For years, Canadian telecom has been dominated by three companies: Bell, Rogers and Telus. But lately, rumors have been circulating that Verizon may try to make a move into the country, busting up the so-called Big Three and carving out a piece of the Canadian market for itself. For the existing telecoms, it's a scary thought, so they've joined together in an open letter and a public ad campaign, asking the Canadian government to change the current rules to make Canadian telecom a less attractive target.
Their biggest complaint concerns Canada's anti-consolidation laws, which prevent any of the Big Three carriers from buying up smaller telecoms. Those rules don't apply to foreign companies, and as Verizon eyes deals with Canadian upstarts like Wind Mobile and Mobilicity, the Big Three are asking for the right to buy the companies for themselves — or at least bid up the price. They're also asking for changes to the Canadian spectrum auction, which let US-based companies bid on a broader range of wavelengths.

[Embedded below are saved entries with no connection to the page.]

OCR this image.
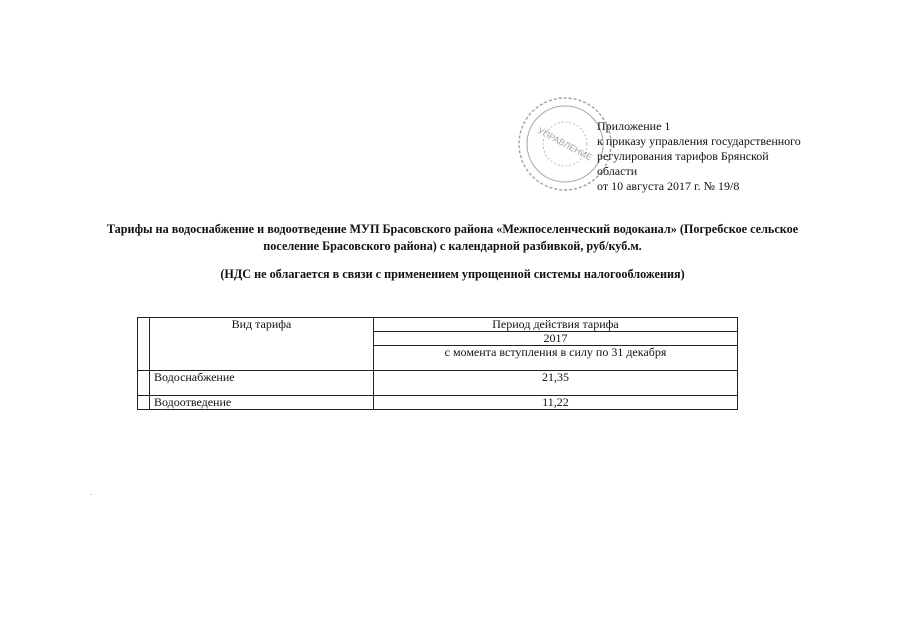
УПРАВЛЕНИЕ Приложение 1
к приказу управления государственного
регулирования тарифов Брянской
области
от 10 августа 2017 г. № 19/8
Тарифы на водоснабжение и водоотведение МУП Брасовского района «Межпоселенческий водоканал» (Погребское сельское
поселение Брасовского района) с календарной разбивкой, руб/куб.м.
(НДС не облагается в связи с применением упрощенной системы налогообложения)
	Вид тарифа	Период действия тарифа
		2017
		с момента вступления в силу по 31 декабря
	Водоснабжение	21,35
	Водоотведение	11,22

According to Bell and the other Canadian telecoms, it's a matter of leveling the playing field, and forcing Verizon to play by the same rules. Still, while these rules might be good news for Canadian business, it's unclear they'd be good for the average consumer. As one analyst told The Financial Post, "anything that makes the three bullies a little bit afraid is something that Canadians should celebrate."